Course: Side Dishes, Salads
Cuisine: American
Keyword: Make Ahead, Vegetarian, Paleo Friendly, Gluten Free, Lunch
Servings: 8
Calories: 268 kcal
Author: The Blue Jean Chef, Meredith Laurence
Ingredients
  • 1 bunch kale, stems removed and leaves shredded
  • 2 large carrots, peeled and grated
  • 6 to 8 radishes, julienned
  • salt and freshly ground black pepper
Creamy Dressing
  • ½ cup mayonnaise
  • 1 tablespoon spicy brown mustard
  • 2 tablespoons apple cider vinegar
  • 2 teaspoons sugar
  • 1 teaspoon celery seed
  • freshly ground black pepper
Instructions
  1. Combine the kale, carrots and radishes in a large bowl and toss.
  2. In a separate bowl, combine the mayonnaise, mustard, apple cider vinegar, sugar, celery seed salt and pepper. Mix well and refrigerate until ready to serve.

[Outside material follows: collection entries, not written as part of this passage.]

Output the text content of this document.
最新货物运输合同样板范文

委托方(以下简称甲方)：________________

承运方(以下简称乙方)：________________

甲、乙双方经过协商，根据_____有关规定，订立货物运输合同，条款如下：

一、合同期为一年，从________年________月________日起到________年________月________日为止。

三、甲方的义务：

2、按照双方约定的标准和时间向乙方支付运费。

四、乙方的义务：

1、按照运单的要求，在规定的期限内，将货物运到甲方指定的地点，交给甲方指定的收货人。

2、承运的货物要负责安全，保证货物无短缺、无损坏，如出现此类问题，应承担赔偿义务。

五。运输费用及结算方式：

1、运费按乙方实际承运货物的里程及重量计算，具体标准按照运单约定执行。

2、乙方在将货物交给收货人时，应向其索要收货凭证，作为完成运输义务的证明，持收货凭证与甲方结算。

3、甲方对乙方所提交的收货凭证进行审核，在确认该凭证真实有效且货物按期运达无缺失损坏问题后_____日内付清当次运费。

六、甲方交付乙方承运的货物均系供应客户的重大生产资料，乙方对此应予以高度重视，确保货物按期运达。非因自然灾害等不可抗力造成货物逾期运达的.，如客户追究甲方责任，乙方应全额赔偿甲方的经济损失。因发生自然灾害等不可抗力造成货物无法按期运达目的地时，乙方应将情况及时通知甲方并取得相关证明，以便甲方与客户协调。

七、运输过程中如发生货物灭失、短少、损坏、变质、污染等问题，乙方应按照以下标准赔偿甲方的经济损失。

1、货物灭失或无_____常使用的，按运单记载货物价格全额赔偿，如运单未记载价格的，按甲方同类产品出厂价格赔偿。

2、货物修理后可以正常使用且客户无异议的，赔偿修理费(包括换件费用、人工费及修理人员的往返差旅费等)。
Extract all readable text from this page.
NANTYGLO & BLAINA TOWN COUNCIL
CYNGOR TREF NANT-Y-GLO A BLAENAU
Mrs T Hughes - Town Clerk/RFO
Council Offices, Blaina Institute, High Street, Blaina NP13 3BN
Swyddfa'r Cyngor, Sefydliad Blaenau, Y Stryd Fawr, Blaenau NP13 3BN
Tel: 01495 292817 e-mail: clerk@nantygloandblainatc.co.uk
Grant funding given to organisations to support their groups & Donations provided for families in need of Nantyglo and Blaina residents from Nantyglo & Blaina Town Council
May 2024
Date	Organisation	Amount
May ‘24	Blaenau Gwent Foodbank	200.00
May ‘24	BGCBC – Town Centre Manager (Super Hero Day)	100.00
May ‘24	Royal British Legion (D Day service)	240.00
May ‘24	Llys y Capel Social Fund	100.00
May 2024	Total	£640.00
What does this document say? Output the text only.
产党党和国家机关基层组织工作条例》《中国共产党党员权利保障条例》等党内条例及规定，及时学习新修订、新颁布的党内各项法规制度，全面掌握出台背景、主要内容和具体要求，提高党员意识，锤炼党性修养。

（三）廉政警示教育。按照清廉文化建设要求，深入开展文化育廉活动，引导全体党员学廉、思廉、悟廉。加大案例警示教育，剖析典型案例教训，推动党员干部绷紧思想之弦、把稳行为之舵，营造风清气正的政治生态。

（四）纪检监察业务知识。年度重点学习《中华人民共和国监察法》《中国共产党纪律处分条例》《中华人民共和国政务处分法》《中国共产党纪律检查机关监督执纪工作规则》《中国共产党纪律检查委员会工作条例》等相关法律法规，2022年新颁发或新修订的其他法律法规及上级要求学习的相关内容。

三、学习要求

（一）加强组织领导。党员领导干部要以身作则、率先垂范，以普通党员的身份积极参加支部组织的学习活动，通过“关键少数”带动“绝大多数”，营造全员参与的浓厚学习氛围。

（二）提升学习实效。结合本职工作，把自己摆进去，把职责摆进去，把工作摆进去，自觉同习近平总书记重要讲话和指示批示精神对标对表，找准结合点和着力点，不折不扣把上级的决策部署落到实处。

  3. Drizzle half of the dressing over the vegetables and toss to coat. Then add as much of the remaining dressing to coat all the kale to your liking. Season with salt and freshly ground black pepper. Let the slaw sit for at least 15 minutes before serving to allow for the flavors to mingle.
Nutrition Facts
Kale and Carrot Slaw
Amount Per Serving
Calories 268 Calories from Fat 216
% Daily Value*
Fat 24g37%
Saturated Fat 12g60%
Cholesterol 5mg2%
Sodium 280mg12%
Potassium 180mg5%
Carbohydrates 11g4%
Fiber 1g4%
Sugar 8g9%
Protein 1g2%
Vitamin A 2955IU59%
Vitamin C 24.1mg29%
Calcium 46mg5%
Iron 1mg6%
* Percent Daily Values are based on a 2000 calorie diet.